J Virol. 2006 Jul;80(14):6794-800. doi: 10.1128/JVI.02744-05.
The severe acute respiratory syndrome coronavirus enters cells through the activities of a spike protein (S) which has receptor-binding (S1) and membrane fusion (S2) regions. We have characterized four sequential states of a purified recombinant S ectodomain (S-e) comprising S1 and the ectodomain of S2. They are S-e monomers, uncleaved S-e trimers, cleaved S-e trimers, and dissociated S1 monomers and S2 trimer rosettes. Lowered pH induces an irreversible transition from flexible, L-shaped S-e monomers to clove-shaped trimers. Protease cleavage of the trimer occurs at the S1-S2 boundary; an ensuing S1 dissociation leads to a major rearrangement of the trimeric S2 and to formation of rosettes likely to represent clusters of elongated, postfusion trimers of S2 associated through their fusion peptides. The states and transitions of S suggest conformational changes that mediate viral entry into cells.
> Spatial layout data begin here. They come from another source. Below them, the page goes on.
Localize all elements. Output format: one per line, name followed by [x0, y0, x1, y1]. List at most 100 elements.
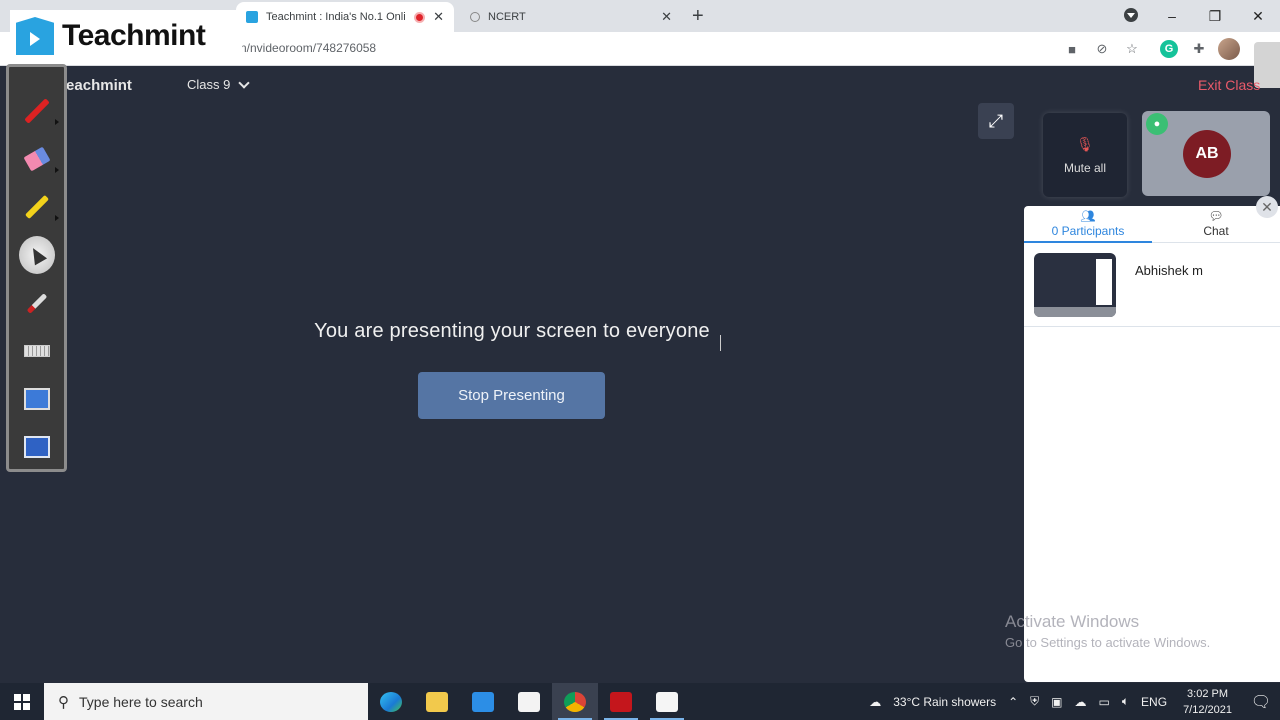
star-icon[interactable]: ☆: [1123, 40, 1141, 58]
screen-switch-icon: [23, 436, 50, 458]
watermark-subtitle: Go to Settings to activate Windows.: [1005, 635, 1211, 650]
tab-chat-label: Chat: [1203, 224, 1229, 238]
eraser-tool[interactable]: [19, 143, 59, 175]
submenu-arrow-icon: [54, 119, 59, 125]
tab-ncert[interactable]: NCERT ✕: [460, 2, 682, 32]
mic-off-icon: 🎙︎: [1076, 135, 1094, 152]
tab-teachmint[interactable]: Teachmint : India's No.1 Onli ✕: [236, 2, 454, 32]
close-tab-icon[interactable]: ✕: [661, 9, 672, 25]
tab-title: Teachmint : India's No.1 Onli: [266, 11, 406, 23]
grammarly-icon[interactable]: G: [1160, 40, 1178, 58]
class-select[interactable]: Class 9: [187, 76, 251, 92]
taskbar-file-explorer[interactable]: [414, 683, 460, 720]
teachmint-logo: Teachmint: [10, 10, 242, 62]
recording-icon: [414, 11, 426, 23]
notification-center-icon[interactable]: 🗨︎: [1242, 692, 1280, 712]
edge-icon: [380, 691, 402, 712]
minimize-button[interactable]: –: [1150, 0, 1194, 32]
search-placeholder: Type here to search: [79, 693, 203, 710]
whiteboard-icon: [656, 691, 678, 712]
store-icon: [518, 691, 540, 712]
cursor-arrow-icon: [18, 236, 55, 274]
pen-icon: [23, 98, 50, 124]
teachmint-logo-icon: [16, 17, 54, 55]
stop-presenting-button[interactable]: Stop Presenting: [418, 372, 605, 419]
show-hidden-icons[interactable]: ⌃: [1002, 695, 1024, 709]
new-tab-button[interactable]: +: [692, 5, 704, 28]
mail-icon: [472, 691, 494, 712]
onedrive-icon[interactable]: ☁: [1069, 695, 1093, 709]
search-icon: ⚲: [58, 693, 69, 711]
tab-participants[interactable]: 👥︎ 0 Participants: [1024, 206, 1152, 243]
address-bar[interactable]: n/nvideoroom/748276058: [240, 41, 376, 55]
weather-text[interactable]: 33°C Rain showers: [887, 695, 1002, 709]
battery-icon[interactable]: ▭: [1093, 695, 1116, 709]
submenu-arrow-icon: [54, 215, 59, 221]
eye-off-icon[interactable]: ⊘: [1093, 40, 1111, 58]
meet-now-icon[interactable]: ▣: [1045, 695, 1068, 709]
mute-all-button[interactable]: 🎙︎ Mute all: [1043, 113, 1127, 197]
chevron-down-icon: [238, 76, 251, 89]
weather-icon[interactable]: ☁: [863, 695, 887, 709]
screen-capture-tool[interactable]: [19, 383, 55, 415]
taskbar-search-input[interactable]: ⚲ Type here to search: [44, 683, 368, 720]
activate-windows-watermark: Activate Windows Go to Settings to activ…: [1005, 612, 1210, 650]
text-cursor-icon: [720, 335, 723, 351]
start-button[interactable]: [0, 683, 44, 720]
globe-icon: [470, 12, 480, 22]
keyboard-icon: [23, 345, 50, 357]
list-item[interactable]: Abhishek m: [1024, 243, 1280, 327]
pen-tool[interactable]: [19, 95, 59, 127]
language-indicator[interactable]: ENG: [1135, 695, 1173, 709]
restore-button[interactable]: ❐: [1193, 0, 1237, 32]
taskbar-store[interactable]: [506, 683, 552, 720]
brand-name: Teachmint: [58, 77, 132, 94]
fullscreen-expand-button[interactable]: ⤢: [978, 103, 1014, 139]
logo-text: Teachmint: [62, 19, 206, 52]
chrome-icon: [564, 691, 586, 712]
tab-participants-label: 0 Participants: [1051, 224, 1125, 238]
exit-class-button[interactable]: Exit Class: [1198, 77, 1260, 93]
highlighter-tool[interactable]: [19, 191, 59, 223]
screen-switch-tool[interactable]: [19, 431, 55, 463]
watermark-title: Activate Windows: [1005, 612, 1140, 631]
avatar: AB: [1183, 130, 1231, 178]
tab-search-icon[interactable]: [1124, 8, 1138, 22]
close-panel-button[interactable]: ✕: [1256, 196, 1278, 218]
close-tab-icon[interactable]: ✕: [433, 9, 444, 25]
laser-pointer-tool[interactable]: [19, 287, 55, 319]
security-icon[interactable]: ⛨: [1024, 694, 1045, 709]
laser-pointer-icon: [26, 292, 47, 314]
taskbar-edge[interactable]: [368, 683, 414, 720]
profile-avatar[interactable]: [1218, 38, 1240, 60]
drawing-toolbar: [6, 64, 67, 472]
close-icon: ✕: [1261, 198, 1273, 215]
participant-name: Abhishek m: [1135, 263, 1203, 278]
highlighter-icon: [24, 194, 49, 220]
windows-logo-icon: [14, 693, 30, 710]
taskbar-chrome[interactable]: [552, 683, 598, 720]
participant-thumbnail: [1034, 253, 1116, 317]
taskbar-acrobat[interactable]: [598, 683, 644, 720]
submenu-arrow-icon: [54, 167, 59, 173]
volume-muted-icon[interactable]: 🔈︎: [1116, 694, 1135, 709]
close-window-button[interactable]: ✕: [1236, 0, 1280, 32]
presenting-message: You are presenting your screen to everyo…: [314, 320, 710, 342]
tab-title: NCERT: [488, 11, 526, 23]
clock-date: 7/12/2021: [1183, 703, 1232, 716]
app-header: Teachmint Class 9 Exit Class: [0, 66, 1280, 106]
screen-capture-icon: [23, 388, 50, 410]
chat-icon: 💬︎: [1208, 209, 1224, 223]
user-video-tile[interactable]: ● AB: [1142, 111, 1270, 196]
acrobat-icon: [610, 691, 632, 712]
folder-icon: [426, 691, 448, 712]
clock[interactable]: 3:02 PM 7/12/2021: [1173, 686, 1242, 718]
mute-all-label: Mute all: [1063, 160, 1107, 175]
system-tray: ☁ 33°C Rain showers ⌃ ⛨ ▣ ☁ ▭ 🔈︎ ENG 3:0…: [863, 683, 1280, 720]
taskbar-mail[interactable]: [460, 683, 506, 720]
taskbar-whiteboard[interactable]: [644, 683, 690, 720]
extensions-icon[interactable]: ✚: [1190, 40, 1208, 58]
eraser-icon: [22, 146, 51, 172]
pointer-tool[interactable]: [18, 236, 55, 274]
camera-icon[interactable]: ■: [1063, 40, 1081, 58]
严重急性呼吸综合征冠状病毒通过刺突蛋白(S)的活性进入细胞,该蛋白具有受体结合区(S1)和膜融合区(S2)。我们已对纯化的重组S胞外域(S-e)的四个连续状态进行了表征,该S-e包含S1和S2的胞外域。它们分别是S-e单体、未切割的S-e三聚体、切割后的S-e三聚体,以及解离的S1单体和S2三聚体玫瑰花结。降低pH值会诱导从柔性的L形S-e单体到丁香形三聚体的不可逆转变。三聚体的蛋白酶切割发生在S1-S2边界;随后的S1解离导致三聚体S2发生重大重排,并形成玫瑰花结,这些玫瑰花结可能代表通过其融合肽相连的S2延伸后融合三聚体的簇。S的状态和转变表明其构象变化介导了病毒进入细胞。